The finale, too, recalls earlier movements and like the fourth seems intent on finding comfort from inner turmoil in triadic consonance. It begins, however, with a melodically wide-ranging incipit for solo cello. The whole quartet responds with a subdued quasi-chorale of alternating chordal patterns based on minor thirds, as if trying to gather together the essence of what has gone before. It also produces another chordal sequence, this time almost Debussyian in its modal-tonal added chords, before again alighting on an Eb triad. Górecki repeats this sequence of events (minus incipit) more extensively before edging his way back to a reprise of the Quartet’s opening idea. At this moment, if not before, it becomes apparent that the ultimate destination of the Quartet’s initial Eb-Gb pairing is the resolution onto the concluding Eb triad, and that the intervening attempts at triadic closure have been staging posts along the way.

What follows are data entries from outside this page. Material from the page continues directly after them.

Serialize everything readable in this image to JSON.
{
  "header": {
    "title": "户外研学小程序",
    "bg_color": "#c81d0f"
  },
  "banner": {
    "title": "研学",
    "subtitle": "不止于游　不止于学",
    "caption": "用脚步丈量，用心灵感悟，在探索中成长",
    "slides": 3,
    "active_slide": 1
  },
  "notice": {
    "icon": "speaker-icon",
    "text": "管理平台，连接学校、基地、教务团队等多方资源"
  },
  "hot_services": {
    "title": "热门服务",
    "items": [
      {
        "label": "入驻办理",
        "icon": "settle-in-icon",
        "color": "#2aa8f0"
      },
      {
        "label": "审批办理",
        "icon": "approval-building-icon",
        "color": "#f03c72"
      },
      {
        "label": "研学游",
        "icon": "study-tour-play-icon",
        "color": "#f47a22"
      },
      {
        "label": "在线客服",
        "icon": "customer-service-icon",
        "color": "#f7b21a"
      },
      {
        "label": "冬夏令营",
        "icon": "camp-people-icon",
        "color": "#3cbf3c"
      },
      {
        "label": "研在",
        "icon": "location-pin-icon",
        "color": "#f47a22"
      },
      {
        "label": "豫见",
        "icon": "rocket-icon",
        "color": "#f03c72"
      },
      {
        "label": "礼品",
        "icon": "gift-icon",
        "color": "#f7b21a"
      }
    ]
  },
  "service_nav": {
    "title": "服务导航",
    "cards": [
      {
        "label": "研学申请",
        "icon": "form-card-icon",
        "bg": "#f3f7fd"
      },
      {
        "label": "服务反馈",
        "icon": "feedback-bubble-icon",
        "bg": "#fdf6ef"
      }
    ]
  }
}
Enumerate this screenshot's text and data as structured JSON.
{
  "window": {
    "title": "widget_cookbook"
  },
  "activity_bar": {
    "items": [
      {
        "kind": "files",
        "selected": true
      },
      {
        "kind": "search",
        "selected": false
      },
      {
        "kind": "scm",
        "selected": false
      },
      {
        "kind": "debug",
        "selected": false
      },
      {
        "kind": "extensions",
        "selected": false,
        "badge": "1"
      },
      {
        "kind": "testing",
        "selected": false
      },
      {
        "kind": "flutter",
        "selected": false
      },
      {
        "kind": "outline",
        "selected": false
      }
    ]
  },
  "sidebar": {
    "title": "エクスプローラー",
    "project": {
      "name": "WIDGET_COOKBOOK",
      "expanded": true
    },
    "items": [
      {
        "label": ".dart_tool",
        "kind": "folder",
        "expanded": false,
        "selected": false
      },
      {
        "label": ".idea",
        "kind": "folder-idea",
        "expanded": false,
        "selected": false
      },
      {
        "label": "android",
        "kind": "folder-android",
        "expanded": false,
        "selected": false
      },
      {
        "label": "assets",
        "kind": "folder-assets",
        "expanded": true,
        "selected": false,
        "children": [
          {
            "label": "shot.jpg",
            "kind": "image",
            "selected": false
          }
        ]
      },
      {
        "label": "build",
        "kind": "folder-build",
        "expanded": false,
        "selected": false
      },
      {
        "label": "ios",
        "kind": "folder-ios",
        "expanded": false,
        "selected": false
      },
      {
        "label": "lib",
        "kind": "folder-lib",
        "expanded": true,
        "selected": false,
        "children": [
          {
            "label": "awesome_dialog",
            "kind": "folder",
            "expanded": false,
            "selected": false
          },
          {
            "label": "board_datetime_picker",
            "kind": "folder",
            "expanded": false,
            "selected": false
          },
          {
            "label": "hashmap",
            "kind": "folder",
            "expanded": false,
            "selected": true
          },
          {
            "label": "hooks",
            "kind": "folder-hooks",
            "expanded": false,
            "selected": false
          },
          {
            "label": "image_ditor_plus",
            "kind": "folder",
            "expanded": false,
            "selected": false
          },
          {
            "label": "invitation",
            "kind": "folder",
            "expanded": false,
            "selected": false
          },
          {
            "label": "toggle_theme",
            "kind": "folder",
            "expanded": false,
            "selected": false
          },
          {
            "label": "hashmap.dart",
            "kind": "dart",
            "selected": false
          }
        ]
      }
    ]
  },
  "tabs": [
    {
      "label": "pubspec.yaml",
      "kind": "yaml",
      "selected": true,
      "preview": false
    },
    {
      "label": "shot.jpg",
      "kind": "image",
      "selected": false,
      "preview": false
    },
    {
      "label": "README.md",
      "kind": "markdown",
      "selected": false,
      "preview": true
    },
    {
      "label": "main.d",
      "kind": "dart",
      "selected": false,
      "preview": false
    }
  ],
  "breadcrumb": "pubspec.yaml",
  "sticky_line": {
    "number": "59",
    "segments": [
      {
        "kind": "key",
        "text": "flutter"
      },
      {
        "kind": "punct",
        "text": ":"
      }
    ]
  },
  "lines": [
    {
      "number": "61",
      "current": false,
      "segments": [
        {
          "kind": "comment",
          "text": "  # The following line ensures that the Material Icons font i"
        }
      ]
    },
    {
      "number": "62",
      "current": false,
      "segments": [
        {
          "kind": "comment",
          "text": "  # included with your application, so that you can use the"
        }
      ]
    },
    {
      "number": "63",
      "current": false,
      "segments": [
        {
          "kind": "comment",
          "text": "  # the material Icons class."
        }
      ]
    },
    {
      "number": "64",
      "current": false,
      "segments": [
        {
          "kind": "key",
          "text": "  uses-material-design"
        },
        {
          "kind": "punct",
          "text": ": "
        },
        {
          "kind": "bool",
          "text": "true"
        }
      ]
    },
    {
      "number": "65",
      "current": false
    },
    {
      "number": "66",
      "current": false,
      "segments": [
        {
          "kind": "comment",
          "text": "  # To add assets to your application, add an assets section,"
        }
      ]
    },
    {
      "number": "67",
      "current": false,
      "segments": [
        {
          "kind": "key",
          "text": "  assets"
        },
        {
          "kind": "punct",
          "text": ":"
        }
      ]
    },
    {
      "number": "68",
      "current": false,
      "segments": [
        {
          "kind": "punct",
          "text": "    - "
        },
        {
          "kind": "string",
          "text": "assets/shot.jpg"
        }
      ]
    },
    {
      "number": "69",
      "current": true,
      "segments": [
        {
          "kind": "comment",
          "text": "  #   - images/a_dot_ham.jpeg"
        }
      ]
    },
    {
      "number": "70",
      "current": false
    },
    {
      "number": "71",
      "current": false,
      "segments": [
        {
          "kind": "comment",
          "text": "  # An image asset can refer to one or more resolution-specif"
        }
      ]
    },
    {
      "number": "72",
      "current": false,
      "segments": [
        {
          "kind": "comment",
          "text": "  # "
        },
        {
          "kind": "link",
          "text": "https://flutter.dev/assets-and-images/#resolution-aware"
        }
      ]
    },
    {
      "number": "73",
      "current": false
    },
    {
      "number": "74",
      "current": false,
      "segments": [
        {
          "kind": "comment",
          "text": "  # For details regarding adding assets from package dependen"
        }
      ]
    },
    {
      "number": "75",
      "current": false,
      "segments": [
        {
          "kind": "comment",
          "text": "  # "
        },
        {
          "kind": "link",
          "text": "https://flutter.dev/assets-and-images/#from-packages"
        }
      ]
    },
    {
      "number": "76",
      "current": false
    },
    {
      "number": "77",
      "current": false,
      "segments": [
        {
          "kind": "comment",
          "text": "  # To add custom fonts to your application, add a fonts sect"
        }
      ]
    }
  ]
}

The Third Quartet as a whole seems preoccupied with the elusiveness of memory, with the mind’s ability to repeat ideas but to lose itself in them through that very repetition, through its periodic development and both exact and inexact recall. On the one hand there is the iconic quotation from Szymanowski, which intensifies the qualities of memory and recall on an external level. The Szymanowski citation apart, the striking features of the Third Quartet include its insistence on melodic thirds, both minor and major, chordal patterns with strong diatonic and sometimes cadential features, and keening dissonances between melody and harmony. Górecki’s cradled harmonies and slow tempi are also foregrounded. There are moments of genuine repose and resolution, of light illuminating the meditative introspection, but for the most part the work is characterised by an underlying restlessness.
At the premiere, the audience was rapt, the music seeming to provoke an uncommon sense of identity with its expressive world, taking the listeners beyond accounting for musical content. It seemed to transport them onto a more metaphysical plane, recalling the transcendental qualities of the Symphony of Sorrowful Songs and Lerchenmusik: Recitatives and Ariosos, the works to which, along with the first two string quartets, the Third Quartet is most closely drawn.